"Fascinating...adds many interesting details to what we know of the President’s heritage."
--David Remnick, TheNewYorker.com
On January 20, 2009, a few hundred men, women, and children gathered under trees in the twilight at K’obama, a village on the shores of Lake Victoria in western Kenya. Barack Obama’s rise to the American presidency had captivated people around the world, but members of this gathering took a special pride in the swearing in of America’s first black president, for they were all Obamas, all the president’s direct African family.
In the first in-depth history of the Obama family, Peter Firstbrook recounts a journey that starts in a mud hut by the White Nile and ends seven centuries later in the White House. Interweaving oral history and tribal lore, interviews with Obama family members and other Kenyans, the writings of Kenyan historians, and original genealogical research, Firstbrook sets the fascinating story of the president’s family against the background of Kenya’s rich culture and complex history.
He tells the story of farmers and fishermen, of healers and hunters, of families lost and found, establishing for the first time the early ancestry of the Obamas. From the tribe’s cradleland in southern Sudan, he follows the family generation by generation, tracing the paths of the famous Luo warriors—Obama’s direct ancestors—and vividly illuminating Luo politics, society, and traditions.

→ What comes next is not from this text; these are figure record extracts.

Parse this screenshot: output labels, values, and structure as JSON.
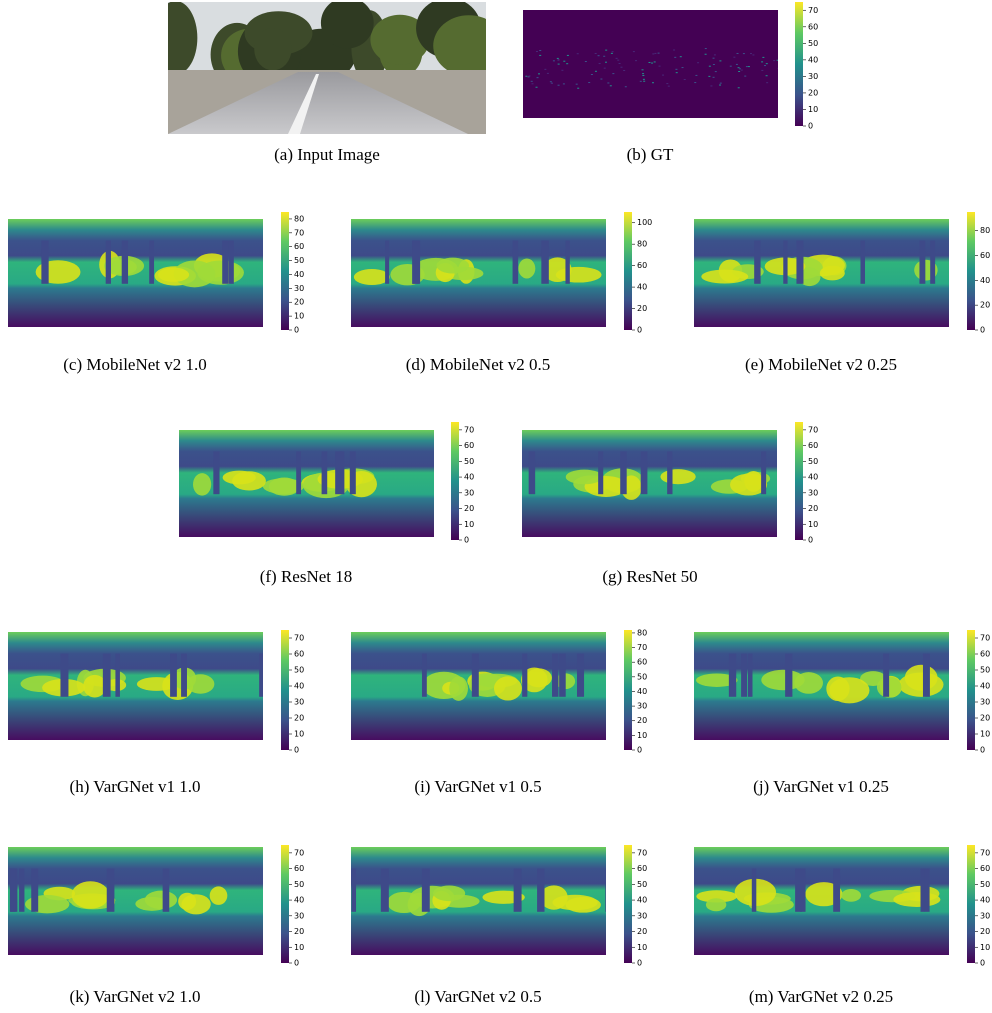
{
  "panels": [
    {
      "caption": "(a) Input Image"
    },
    {
      "caption": "(b) GT",
      "colorbar": {
        "lim": [
          0,
          75
        ],
        "ticks": [
          0,
          10,
          20,
          30,
          40,
          50,
          60,
          70
        ]
      }
    },
    {
      "caption": "(c) MobileNet v2 1.0",
      "colorbar": {
        "lim": [
          0,
          85
        ],
        "ticks": [
          0,
          10,
          20,
          30,
          40,
          50,
          60,
          70,
          80
        ]
      }
    },
    {
      "caption": "(d) MobileNet v2 0.5",
      "colorbar": {
        "lim": [
          0,
          110
        ],
        "ticks": [
          0,
          20,
          40,
          60,
          80,
          100
        ]
      }
    },
    {
      "caption": "(e) MobileNet v2 0.25",
      "colorbar": {
        "lim": [
          0,
          95
        ],
        "ticks": [
          0,
          20,
          40,
          60,
          80
        ]
      }
    },
    {
      "caption": "(f) ResNet 18",
      "colorbar": {
        "lim": [
          0,
          75
        ],
        "ticks": [
          0,
          10,
          20,
          30,
          40,
          50,
          60,
          70
        ]
      }
    },
    {
      "caption": "(g) ResNet 50",
      "colorbar": {
        "lim": [
          0,
          75
        ],
        "ticks": [
          0,
          10,
          20,
          30,
          40,
          50,
          60,
          70
        ]
      }
    },
    {
      "caption": "(h) VarGNet v1 1.0",
      "colorbar": {
        "lim": [
          0,
          75
        ],
        "ticks": [
          0,
          10,
          20,
          30,
          40,
          50,
          60,
          70
        ]
      }
    },
    {
      "caption": "(i) VarGNet v1 0.5",
      "colorbar": {
        "lim": [
          0,
          82
        ],
        "ticks": [
          0,
          10,
          20,
          30,
          40,
          50,
          60,
          70,
          80
        ]
      }
    },
    {
      "caption": "(j) VarGNet v1 0.25",
      "colorbar": {
        "lim": [
          0,
          75
        ],
        "ticks": [
          0,
          10,
          20,
          30,
          40,
          50,
          60,
          70
        ]
      }
    },
    {
      "caption": "(k) VarGNet v2 1.0",
      "colorbar": {
        "lim": [
          0,
          75
        ],
        "ticks": [
          0,
          10,
          20,
          30,
          40,
          50,
          60,
          70
        ]
      }
    },
    {
      "caption": "(l) VarGNet v2 0.5",
      "colorbar": {
        "lim": [
          0,
          75
        ],
        "ticks": [
          0,
          10,
          20,
          30,
          40,
          50,
          60,
          70
        ]
      }
    },
    {
      "caption": "(m) VarGNet v2 0.25",
      "colorbar": {
        "lim": [
          0,
          75
        ],
        "ticks": [
          0,
          10,
          20,
          30,
          40,
          50,
          60,
          70
        ]
      }
    }
  ]
}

Firstbrook also brings to life the impact of English colonization in Africa through the eyes of President Obama’s grandfather Onyango. An ambitious and disciplined man who fought in two world wars, witnessed the bloody Mau Mau insurrection, and saw his country gain independence from white rule, Onyango was also hot-tempered and autocratic: family lore has it that President Obama’s grandmother abandoned the family after Onyango attempted to murder her. And Firstbrook delves into the troubled life of Obama’s father, a promising young man whose aspirations were stymied by post-independence tribal politics and a rash tendency toward self-destruction—two factors that his family believes contributed to his death in 1982. They say it was no accident, as described in the president’s memoirs, but rather a politically motivated hit job.
More than a tale of love and war, hardship and hard-won success, The Obamas reveals a family history—epic in scope yet intimate in feel—that is truly without precedent.

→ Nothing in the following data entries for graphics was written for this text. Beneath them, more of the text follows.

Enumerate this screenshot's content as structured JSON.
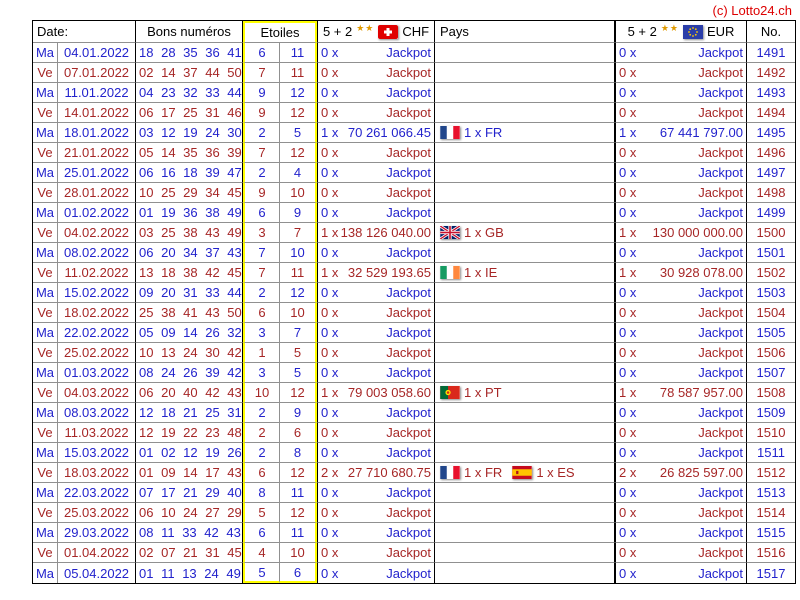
{
  "copyright": "(c) Lotto24.ch",
  "colors": {
    "ma_row_blue": "#2222CC",
    "ve_row_red": "#A62626",
    "highlight_yellow": "#FFFF00",
    "copyright_red": "#DD0000"
  },
  "header": {
    "date": "Date:",
    "numbers": "Bons numéros",
    "stars": "Etoiles",
    "chf_prefix": "5 + 2",
    "chf_stars_glyph": "★★",
    "chf_flag_icon": "swiss-flag-icon",
    "chf_currency": "CHF",
    "pays": "Pays",
    "eur_prefix": "5 + 2",
    "eur_stars_glyph": "★★",
    "eur_flag_icon": "eu-flag-icon",
    "eur_currency": "EUR",
    "no": "No."
  },
  "rows": [
    {
      "day": "Ma",
      "date": "04.01.2022",
      "numbers": "18 28 35 36 41",
      "star1": "6",
      "star2": "11",
      "chf_count": "0 x",
      "chf_amount": "Jackpot",
      "pays": [],
      "eur_count": "0 x",
      "eur_amount": "Jackpot",
      "no": "1491"
    },
    {
      "day": "Ve",
      "date": "07.01.2022",
      "numbers": "02 14 37 44 50",
      "star1": "7",
      "star2": "11",
      "chf_count": "0 x",
      "chf_amount": "Jackpot",
      "pays": [],
      "eur_count": "0 x",
      "eur_amount": "Jackpot",
      "no": "1492"
    },
    {
      "day": "Ma",
      "date": "11.01.2022",
      "numbers": "04 23 32 33 44",
      "star1": "9",
      "star2": "12",
      "chf_count": "0 x",
      "chf_amount": "Jackpot",
      "pays": [],
      "eur_count": "0 x",
      "eur_amount": "Jackpot",
      "no": "1493"
    },
    {
      "day": "Ve",
      "date": "14.01.2022",
      "numbers": "06 17 25 31 46",
      "star1": "9",
      "star2": "12",
      "chf_count": "0 x",
      "chf_amount": "Jackpot",
      "pays": [],
      "eur_count": "0 x",
      "eur_amount": "Jackpot",
      "no": "1494"
    },
    {
      "day": "Ma",
      "date": "18.01.2022",
      "numbers": "03 12 19 24 30",
      "star1": "2",
      "star2": "5",
      "chf_count": "1 x",
      "chf_amount": "70 261 066.45",
      "pays": [
        {
          "flag": "fr",
          "label": "1 x FR"
        }
      ],
      "eur_count": "1 x",
      "eur_amount": "67 441 797.00",
      "no": "1495"
    },
    {
      "day": "Ve",
      "date": "21.01.2022",
      "numbers": "05 14 35 36 39",
      "star1": "7",
      "star2": "12",
      "chf_count": "0 x",
      "chf_amount": "Jackpot",
      "pays": [],
      "eur_count": "0 x",
      "eur_amount": "Jackpot",
      "no": "1496"
    },
    {
      "day": "Ma",
      "date": "25.01.2022",
      "numbers": "06 16 18 39 47",
      "star1": "2",
      "star2": "4",
      "chf_count": "0 x",
      "chf_amount": "Jackpot",
      "pays": [],
      "eur_count": "0 x",
      "eur_amount": "Jackpot",
      "no": "1497"
    },
    {
      "day": "Ve",
      "date": "28.01.2022",
      "numbers": "10 25 29 34 45",
      "star1": "9",
      "star2": "10",
      "chf_count": "0 x",
      "chf_amount": "Jackpot",
      "pays": [],
      "eur_count": "0 x",
      "eur_amount": "Jackpot",
      "no": "1498"
    },
    {
      "day": "Ma",
      "date": "01.02.2022",
      "numbers": "01 19 36 38 49",
      "star1": "6",
      "star2": "9",
      "chf_count": "0 x",
      "chf_amount": "Jackpot",
      "pays": [],
      "eur_count": "0 x",
      "eur_amount": "Jackpot",
      "no": "1499"
    },
    {
      "day": "Ve",
      "date": "04.02.2022",
      "numbers": "03 25 38 43 49",
      "star1": "3",
      "star2": "7",
      "chf_count": "1 x",
      "chf_amount": "138 126 040.00",
      "pays": [
        {
          "flag": "gb",
          "label": "1 x GB"
        }
      ],
      "eur_count": "1 x",
      "eur_amount": "130 000 000.00",
      "no": "1500"
    },
    {
      "day": "Ma",
      "date": "08.02.2022",
      "numbers": "06 20 34 37 43",
      "star1": "7",
      "star2": "10",
      "chf_count": "0 x",
      "chf_amount": "Jackpot",
      "pays": [],
      "eur_count": "0 x",
      "eur_amount": "Jackpot",
      "no": "1501"
    },
    {
      "day": "Ve",
      "date": "11.02.2022",
      "numbers": "13 18 38 42 45",
      "star1": "7",
      "star2": "11",
      "chf_count": "1 x",
      "chf_amount": "32 529 193.65",
      "pays": [
        {
          "flag": "ie",
          "label": "1 x IE"
        }
      ],
      "eur_count": "1 x",
      "eur_amount": "30 928 078.00",
      "no": "1502"
    },
    {
      "day": "Ma",
      "date": "15.02.2022",
      "numbers": "09 20 31 33 44",
      "star1": "2",
      "star2": "12",
      "chf_count": "0 x",
      "chf_amount": "Jackpot",
      "pays": [],
      "eur_count": "0 x",
      "eur_amount": "Jackpot",
      "no": "1503"
    },
    {
      "day": "Ve",
      "date": "18.02.2022",
      "numbers": "25 38 41 43 50",
      "star1": "6",
      "star2": "10",
      "chf_count": "0 x",
      "chf_amount": "Jackpot",
      "pays": [],
      "eur_count": "0 x",
      "eur_amount": "Jackpot",
      "no": "1504"
    },
    {
      "day": "Ma",
      "date": "22.02.2022",
      "numbers": "05 09 14 26 32",
      "star1": "3",
      "star2": "7",
      "chf_count": "0 x",
      "chf_amount": "Jackpot",
      "pays": [],
      "eur_count": "0 x",
      "eur_amount": "Jackpot",
      "no": "1505"
    },
    {
      "day": "Ve",
      "date": "25.02.2022",
      "numbers": "10 13 24 30 42",
      "star1": "1",
      "star2": "5",
      "chf_count": "0 x",
      "chf_amount": "Jackpot",
      "pays": [],
      "eur_count": "0 x",
      "eur_amount": "Jackpot",
      "no": "1506"
    },
    {
      "day": "Ma",
      "date": "01.03.2022",
      "numbers": "08 24 26 39 42",
      "star1": "3",
      "star2": "5",
      "chf_count": "0 x",
      "chf_amount": "Jackpot",
      "pays": [],
      "eur_count": "0 x",
      "eur_amount": "Jackpot",
      "no": "1507"
    },
    {
      "day": "Ve",
      "date": "04.03.2022",
      "numbers": "06 20 40 42 43",
      "star1": "10",
      "star2": "12",
      "chf_count": "1 x",
      "chf_amount": "79 003 058.60",
      "pays": [
        {
          "flag": "pt",
          "label": "1 x PT"
        }
      ],
      "eur_count": "1 x",
      "eur_amount": "78 587 957.00",
      "no": "1508"
    },
    {
      "day": "Ma",
      "date": "08.03.2022",
      "numbers": "12 18 21 25 31",
      "star1": "2",
      "star2": "9",
      "chf_count": "0 x",
      "chf_amount": "Jackpot",
      "pays": [],
      "eur_count": "0 x",
      "eur_amount": "Jackpot",
      "no": "1509"
    },
    {
      "day": "Ve",
      "date": "11.03.2022",
      "numbers": "12 19 22 23 48",
      "star1": "2",
      "star2": "6",
      "chf_count": "0 x",
      "chf_amount": "Jackpot",
      "pays": [],
      "eur_count": "0 x",
      "eur_amount": "Jackpot",
      "no": "1510"
    },
    {
      "day": "Ma",
      "date": "15.03.2022",
      "numbers": "01 02 12 19 26",
      "star1": "2",
      "star2": "8",
      "chf_count": "0 x",
      "chf_amount": "Jackpot",
      "pays": [],
      "eur_count": "0 x",
      "eur_amount": "Jackpot",
      "no": "1511"
    },
    {
      "day": "Ve",
      "date": "18.03.2022",
      "numbers": "01 09 14 17 43",
      "star1": "6",
      "star2": "12",
      "chf_count": "2 x",
      "chf_amount": "27 710 680.75",
      "pays": [
        {
          "flag": "fr",
          "label": "1 x FR"
        },
        {
          "flag": "es",
          "label": "1 x ES"
        }
      ],
      "eur_count": "2 x",
      "eur_amount": "26 825 597.00",
      "no": "1512"
    },
    {
      "day": "Ma",
      "date": "22.03.2022",
      "numbers": "07 17 21 29 40",
      "star1": "8",
      "star2": "11",
      "chf_count": "0 x",
      "chf_amount": "Jackpot",
      "pays": [],
      "eur_count": "0 x",
      "eur_amount": "Jackpot",
      "no": "1513"
    },
    {
      "day": "Ve",
      "date": "25.03.2022",
      "numbers": "06 10 24 27 29",
      "star1": "5",
      "star2": "12",
      "chf_count": "0 x",
      "chf_amount": "Jackpot",
      "pays": [],
      "eur_count": "0 x",
      "eur_amount": "Jackpot",
      "no": "1514"
    },
    {
      "day": "Ma",
      "date": "29.03.2022",
      "numbers": "08 11 33 42 43",
      "star1": "6",
      "star2": "11",
      "chf_count": "0 x",
      "chf_amount": "Jackpot",
      "pays": [],
      "eur_count": "0 x",
      "eur_amount": "Jackpot",
      "no": "1515"
    },
    {
      "day": "Ve",
      "date": "01.04.2022",
      "numbers": "02 07 21 31 45",
      "star1": "4",
      "star2": "10",
      "chf_count": "0 x",
      "chf_amount": "Jackpot",
      "pays": [],
      "eur_count": "0 x",
      "eur_amount": "Jackpot",
      "no": "1516"
    },
    {
      "day": "Ma",
      "date": "05.04.2022",
      "numbers": "01 11 13 24 49",
      "star1": "5",
      "star2": "6",
      "chf_count": "0 x",
      "chf_amount": "Jackpot",
      "pays": [],
      "eur_count": "0 x",
      "eur_amount": "Jackpot",
      "no": "1517"
    }
  ]
}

"Not only does [Firstbrook's] book dig where other researchers have failed to look, but it also provides a compelling narrative about a place, a tribe, and the difficulties of uniting humanity across boundaries...A contemporary family detective story, with Firstbrook as the guide and eventually the answer man to questions directly related to the Obama family. In fact, Firstbrook may now know more about Obama’s roots than does the president himself."
—Steve Weinberg, Christian Science Monitor
"Like few others in modern history, President Barack Hussein Obama has been dissected within every fiber of his DNA. The Obamas stands apart by literally finding where the President comes from."
—Essence
"Firstbrook is a first-rate storyteller."
—USA Today
"Firstbrook is nothing if not intrepid...It is not what happened in America that is the point of this assiduous book, which will surely be helpful to future Obama scholars. It is the telling of the story of a large and extended African family that has played a significant and unforgettable role in history across two continents."
—Washington Post
"Sharply etched portraits of the president's grandfather Hussein Onyango and his father, Barack Sr.—as well as many living aunts, uncles, and cousins—help bring the periods of British colonialism and Kenyan independence into focus...A sweeping, six-century saga of tribal Africa."
—Douglas Gorney, theatlantic.com
"Lively, sweeping, grand, horrifying, and occasionally funny; a historical biography of a continent, a way of life, a people and, somewhere along the way, the Leader of the Free World...Though some tales will make you gulp, he also entertains readers with cultural explanations, imaginative scenarios, hypothetical situations, and small anecdotes. I enjoyed that, partly for the way Firstbrook presents the information and partly for its relevance in today’s world, as compared to yesterday’s way of life...For the curious, or anyone who just loves a great story, “The Obamas” deserves a closer look.” —Terri Schlichenmeyer, TheTimesWeekly.com (Joliet, Ill.)
"Fascinating and carefully researched."